Few months ago, an article on Linux.com presented the story behind Xen running on the Raspberry Pi. We'll see why it's important, and how it could shape the future of Xen. It's more than just a technical story, the future of computing is being written as we speak.
Welcome to "Edge Case" number 3, our series talking about Edge Computing! Let's talk about Arm, shall we?
A bit of context
Back in 2011, I was myself a firm believer that Arm CPUs would succeed very soon© inside the data center, competing on the market against x86 servers.
But Arm shortcomings were too high back then (at various levels, not only technical, even if 32-bits was one of the main problems). In short, one of biggest players, named Calxeda, simply failed. As the spearhead of the idea to compete massively with x86 in the server world, it de facto froze Arm success in data centers for the next… 10 years at least! (with few exceptions)
Fast forward to now: the compute world evolved, it's not only inside the data center. Edge Computing is a fast growing market, where Arm CPUs can shine: energy efficiency when compute power isn't that important in most situations, especially versus the traditional server market.
Want a recap on Edge Computing? Go read our introduction to Edge here!
Xen on Arm: not a new thing
Xen running on Arm isn't a new thing. In fact, it was "ported" back in 2013, as you can see here:
For curious people, you can read this interesting "white paper" on the architectural choices made.
However, unlike x86, the Arm world isn't straightforward: unlike Intel or AMD, Arm (now Nvidia) isn't selling chips, but licenses. You purchase those licenses to build your own CPU with ARM instructions, usually a SoC (System on chip). This lead to a big "problem" vs x86 behemoths: fragmentation.
I made a personal blog post about this problem, but it's not the core of this article. Let's focus on one solution to this fragmentation issue. And one solution is a platform that's almost everywhere, because it's cheap and it works pretty well with an amazing community.
Raspberry Pi: de facto standard?
Last time I asked out loud "is there any standard Arm platform we could target one day if we were to run Xen on Arm for a general purpose virtualization platform?". This was the kind of things I'm often wondering about, and luckily a friend of mine was around and answered: "what about Raspberry Pi? Almost everyone has one!". And it's true.

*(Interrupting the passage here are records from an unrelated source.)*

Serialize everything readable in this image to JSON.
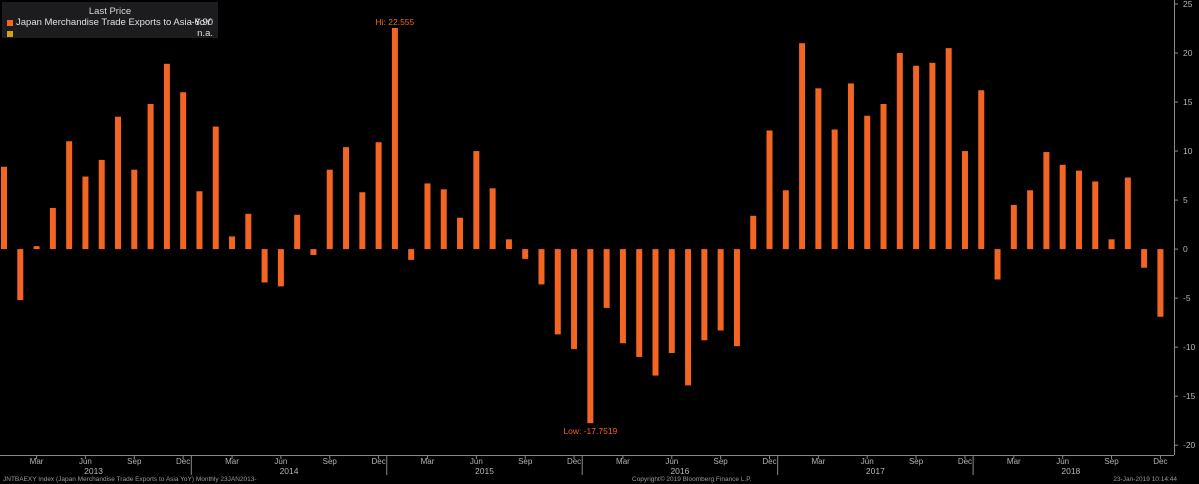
{
  "legend": {
    "header": "Last Price",
    "series": [
      {
        "name": "Japan Merchandise Trade Exports to Asia YoY",
        "value": "-6.90",
        "color": "#f26522"
      },
      {
        "name": "",
        "value": "n.a.",
        "color": "#d4a017"
      }
    ]
  },
  "footer": {
    "left": "JNTBAEXY Index (Japan Merchandise Trade Exports to Asia YoY)  Monthly 23JAN2013-",
    "center": "Copyright© 2019 Bloomberg Finance L.P.",
    "right": "23-Jan-2019 10:14:44"
  },
  "chart_data": {
    "type": "bar",
    "x": [
      "2013-01",
      "2013-02",
      "2013-03",
      "2013-04",
      "2013-05",
      "2013-06",
      "2013-07",
      "2013-08",
      "2013-09",
      "2013-10",
      "2013-11",
      "2013-12",
      "2014-01",
      "2014-02",
      "2014-03",
      "2014-04",
      "2014-05",
      "2014-06",
      "2014-07",
      "2014-08",
      "2014-09",
      "2014-10",
      "2014-11",
      "2014-12",
      "2015-01",
      "2015-02",
      "2015-03",
      "2015-04",
      "2015-05",
      "2015-06",
      "2015-07",
      "2015-08",
      "2015-09",
      "2015-10",
      "2015-11",
      "2015-12",
      "2016-01",
      "2016-02",
      "2016-03",
      "2016-04",
      "2016-05",
      "2016-06",
      "2016-07",
      "2016-08",
      "2016-09",
      "2016-10",
      "2016-11",
      "2016-12",
      "2017-01",
      "2017-02",
      "2017-03",
      "2017-04",
      "2017-05",
      "2017-06",
      "2017-07",
      "2017-08",
      "2017-09",
      "2017-10",
      "2017-11",
      "2017-12",
      "2018-01",
      "2018-02",
      "2018-03",
      "2018-04",
      "2018-05",
      "2018-06",
      "2018-07",
      "2018-08",
      "2018-09",
      "2018-10",
      "2018-11",
      "2018-12"
    ],
    "series": [
      {
        "name": "Japan Merchandise Trade Exports to Asia YoY",
        "color": "#f26522",
        "values": [
          8.4,
          -5.2,
          0.3,
          4.2,
          11.0,
          7.4,
          9.1,
          13.5,
          8.1,
          14.8,
          18.9,
          16.0,
          5.9,
          12.5,
          1.3,
          3.6,
          -3.4,
          -3.8,
          3.5,
          -0.6,
          8.1,
          10.4,
          5.8,
          10.9,
          22.555,
          -1.1,
          6.7,
          6.1,
          3.2,
          10.0,
          6.2,
          1.0,
          -1.0,
          -3.6,
          -8.7,
          -10.2,
          -17.7519,
          -6.0,
          -9.6,
          -11.0,
          -12.9,
          -10.6,
          -13.9,
          -9.3,
          -8.3,
          -9.9,
          3.4,
          12.1,
          6.0,
          21.0,
          16.4,
          12.2,
          16.9,
          13.6,
          14.8,
          20.0,
          18.7,
          19.0,
          20.5,
          10.0,
          16.2,
          -3.1,
          4.5,
          6.0,
          9.9,
          8.6,
          8.0,
          6.9,
          1.0,
          7.3,
          -1.9,
          -6.9
        ]
      }
    ],
    "annotations": [
      {
        "label": "Hi: 22.555",
        "x": "2015-01",
        "y": 22.555
      },
      {
        "label": "Low: -17.7519",
        "x": "2016-01",
        "y": -17.7519
      }
    ],
    "ylim": [
      -21,
      25
    ],
    "yticks": [
      "25",
      "20",
      "15",
      "10",
      "5",
      "0",
      "-5",
      "-10",
      "-15",
      "-20"
    ],
    "ytick_values": [
      25,
      20,
      15,
      10,
      5,
      0,
      -5,
      -10,
      -15,
      -20
    ],
    "month_labels": [
      "Mar",
      "Jun",
      "Sep",
      "Dec",
      "Mar",
      "Jun",
      "Sep",
      "Dec",
      "Mar",
      "Jun",
      "Sep",
      "Dec",
      "Mar",
      "Jun",
      "Sep",
      "Dec",
      "Mar",
      "Jun",
      "Sep",
      "Dec",
      "Mar",
      "Jun",
      "Sep",
      "Dec"
    ],
    "month_label_x": [
      "2013-03",
      "2013-06",
      "2013-09",
      "2013-12",
      "2014-03",
      "2014-06",
      "2014-09",
      "2014-12",
      "2015-03",
      "2015-06",
      "2015-09",
      "2015-12",
      "2016-03",
      "2016-06",
      "2016-09",
      "2016-12",
      "2017-03",
      "2017-06",
      "2017-09",
      "2017-12",
      "2018-03",
      "2018-06",
      "2018-09",
      "2018-12"
    ],
    "year_labels": [
      "2013",
      "2014",
      "2015",
      "2016",
      "2017",
      "2018"
    ],
    "year_label_x": [
      "2013-07",
      "2014-07",
      "2015-07",
      "2016-07",
      "2017-07",
      "2018-07"
    ],
    "grid": false,
    "legend_position": "top-left",
    "background": "#000000",
    "axis_color": "#8a8a8a"
  }
}
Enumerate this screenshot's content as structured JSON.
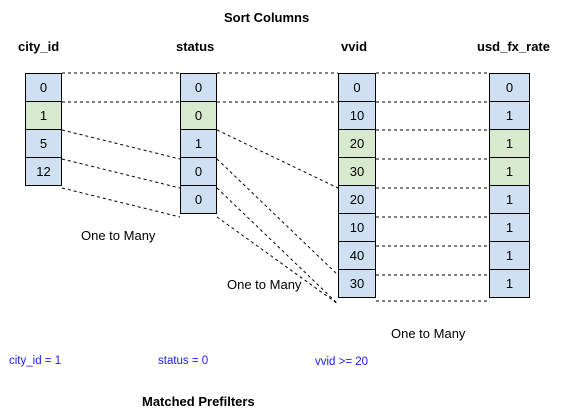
{
  "title": "Sort Columns",
  "footer": "Matched Prefilters",
  "columns": [
    {
      "key": "city_id",
      "header": "city_id",
      "cells": [
        {
          "value": "0",
          "color": "#cfe0f3"
        },
        {
          "value": "1",
          "color": "#d8eacd"
        },
        {
          "value": "5",
          "color": "#cfe0f3"
        },
        {
          "value": "12",
          "color": "#cfe0f3"
        }
      ]
    },
    {
      "key": "status",
      "header": "status",
      "cells": [
        {
          "value": "0",
          "color": "#cfe0f3"
        },
        {
          "value": "0",
          "color": "#d8eacd"
        },
        {
          "value": "1",
          "color": "#cfe0f3"
        },
        {
          "value": "0",
          "color": "#cfe0f3"
        },
        {
          "value": "0",
          "color": "#cfe0f3"
        }
      ]
    },
    {
      "key": "vvid",
      "header": "vvid",
      "cells": [
        {
          "value": "0",
          "color": "#cfe0f3"
        },
        {
          "value": "10",
          "color": "#cfe0f3"
        },
        {
          "value": "20",
          "color": "#d8eacd"
        },
        {
          "value": "30",
          "color": "#d8eacd"
        },
        {
          "value": "20",
          "color": "#cfe0f3"
        },
        {
          "value": "10",
          "color": "#cfe0f3"
        },
        {
          "value": "40",
          "color": "#cfe0f3"
        },
        {
          "value": "30",
          "color": "#cfe0f3"
        }
      ]
    },
    {
      "key": "usd_fx_rate",
      "header": "usd_fx_rate",
      "cells": [
        {
          "value": "0",
          "color": "#cfe0f3"
        },
        {
          "value": "1",
          "color": "#cfe0f3"
        },
        {
          "value": "1",
          "color": "#d8eacd"
        },
        {
          "value": "1",
          "color": "#d8eacd"
        },
        {
          "value": "1",
          "color": "#cfe0f3"
        },
        {
          "value": "1",
          "color": "#cfe0f3"
        },
        {
          "value": "1",
          "color": "#cfe0f3"
        },
        {
          "value": "1",
          "color": "#cfe0f3"
        }
      ]
    }
  ],
  "annotations": {
    "one_to_many_1": "One to Many",
    "one_to_many_2": "One to Many",
    "one_to_many_3": "One to Many"
  },
  "prefilters": {
    "city_id": "city_id = 1",
    "status": "status = 0",
    "vvid": "vvid >= 20"
  },
  "colors": {
    "highlight_green": "#d8eacd",
    "cell_blue": "#cfe0f3",
    "filter_text": "#1a1aff",
    "connector": "#000000"
  }
}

Despite its own shortcomings, this little Arm board is cheap and sold by the millions (35! 🤯). That is one way to become a standard, the de facto way. Not the "best" one technically speaking, but still a pretty effective one. And the latest version of the board has what's needed to do virtualization!
Not that easy
So now you have a board that's "compatible enough, so it should work out-of-the-box, shouldn't? Well… not quite. Because this little board is a bit unique in several ways:
- Low memory addresses (only first 1GiB RAM)

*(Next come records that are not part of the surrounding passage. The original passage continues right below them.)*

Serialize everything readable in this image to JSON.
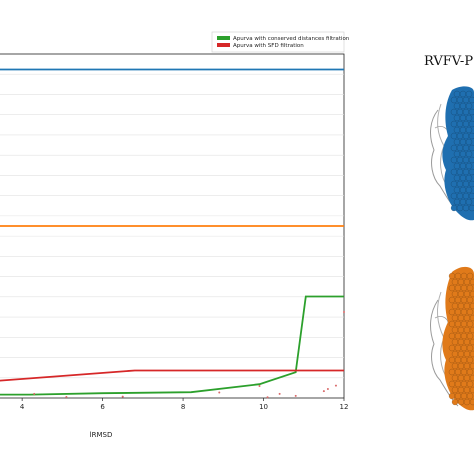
{
  "chart_data": {
    "type": "line",
    "title": "",
    "xlabel": "lRMSD",
    "ylabel": "",
    "xlim": [
      3.4,
      12
    ],
    "ylim": [
      0,
      1
    ],
    "grid": true,
    "xticks": [
      4,
      6,
      8,
      10,
      12
    ],
    "legend_position": "top-right",
    "legend": [
      {
        "name": "Apurva with conserved distances filtration",
        "color": "#2ca02c"
      },
      {
        "name": "Apurva with SFD filtration",
        "color": "#d62728"
      }
    ],
    "series": [
      {
        "color": "#1f77b4",
        "x": [
          3.4,
          12
        ],
        "y": [
          0.955,
          0.955
        ]
      },
      {
        "color": "#ff7f0e",
        "x": [
          3.4,
          12
        ],
        "y": [
          0.5,
          0.5
        ]
      },
      {
        "name": "Apurva with conserved distances filtration",
        "color": "#2ca02c",
        "x": [
          3.4,
          4.2,
          6,
          8.2,
          9.9,
          10.8,
          11.05,
          12
        ],
        "y": [
          0.01,
          0.01,
          0.014,
          0.017,
          0.04,
          0.075,
          0.295,
          0.295
        ]
      },
      {
        "name": "Apurva with SFD filtration",
        "color": "#d62728",
        "x": [
          3.4,
          6.8,
          12
        ],
        "y": [
          0.05,
          0.08,
          0.08
        ]
      }
    ],
    "scatter_points": {
      "color": "#d96a6a",
      "x": [
        4.3,
        5.1,
        6.5,
        8.9,
        9.9,
        10.1,
        10.4,
        10.8,
        11.5,
        11.6,
        11.8,
        12
      ],
      "y": [
        0.012,
        0.003,
        0.004,
        0.016,
        0.035,
        0.002,
        0.012,
        0.006,
        0.02,
        0.026,
        0.036,
        0.25
      ]
    }
  },
  "side_panel": {
    "title": "RVFV-P",
    "top_color": "#1f6fb0",
    "bottom_color": "#e07a1a"
  }
}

- Specific kernel for memory translation
- Specific DMA mechanism
No wonder Xen devs had issues making it work "out-of-the-box" 😆 . You can read in depth about these problems in the original Linux.com article by Stefano Stabellini, one of the Xen pioneers in the ARM world, and Roman V Shaposhnik (one member of EVE project, see below).
Why it's important
Having Xen running on this board is more than just a fun technical story. A lot of things can come out of it, especially in the Edge Computing world. Because you can use those cheap boards to make prototypes and proof of concepts using Xen (or even use them in production after all!). And because Xen is great in terms of isolation, you are basically bringing security to the edge, even on small devices. It will push the community to get more people testing it, playing with it and bringing innovation into the Xen world. Having a great technology like Xen is one thing, bringing it to the mass is another one, and I believe this is the key to succeed.
Edge Computing: Adam and EVE
At some point, Edge Computing and IoT use cases will require a coherent framework. One of them is EVE, a project meant to be "the Android of Edge". And it's a Linux Foundation project inside LF Edge.

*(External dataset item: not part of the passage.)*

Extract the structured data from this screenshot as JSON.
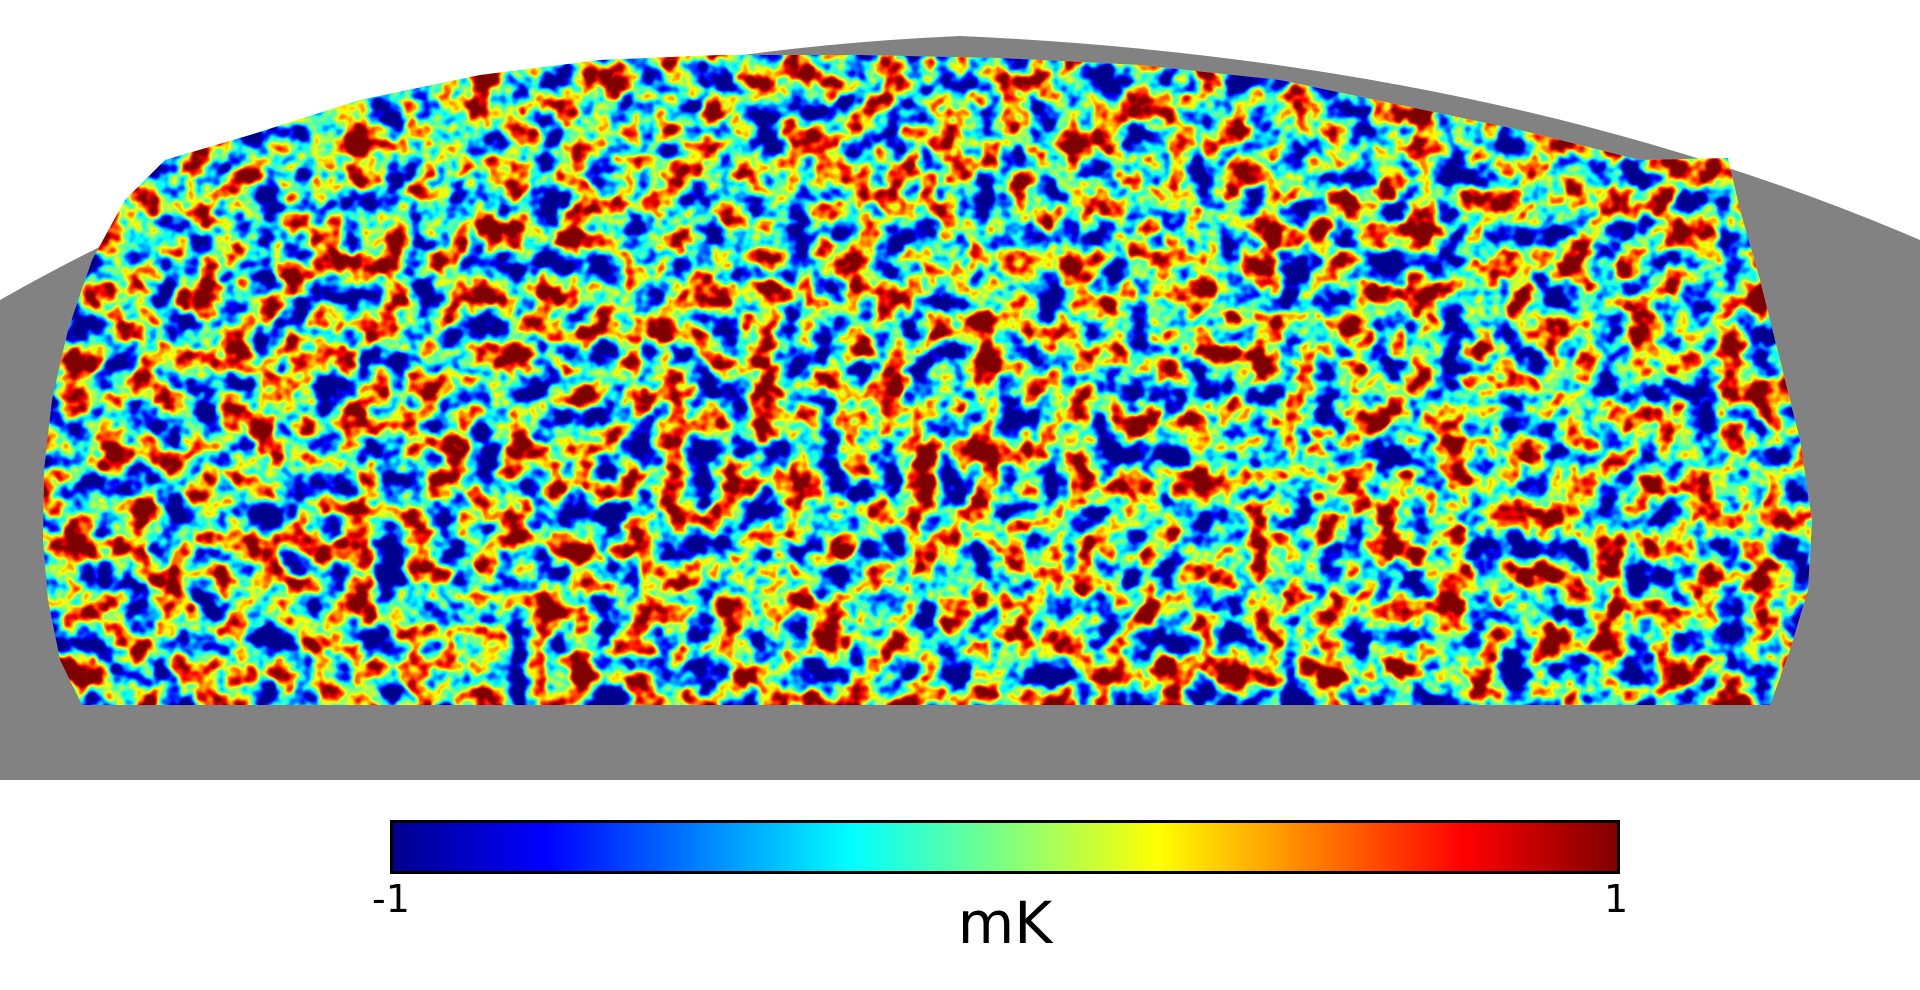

The EVE model is interesting: you have a controller (Adam) and then you have your devices on the EVE stack. Your controller can run into a traditional virtual machine, let's say on XCP-ng 😉. This controller will talk to the devices, that can be Raspberry Pi 4 running with Xen (but not XCP-ng, which is another story). We are obviously keeping an eye on this project, because we could find ways to get integration between our current stack (XCP-ng/XO) and EVE stack, to have the best of both worlds (compute and edge).
What about XCP-ng?
The easiest path to be included in Edge Computing while being Arm friendly is to work with LF and EVE project. XCP-ng + XO is a great platform that might be able to control and compute what's needed on the Edge, even indirectly, for example by hosting an EVE controller and exposing Edge features in Xen Orchestra. Remember XCP-ng can run on Edge hardware (eg from Protectli, HPE, All Terrain IT and so on…), acting as a control stack for all smaller Arm devices.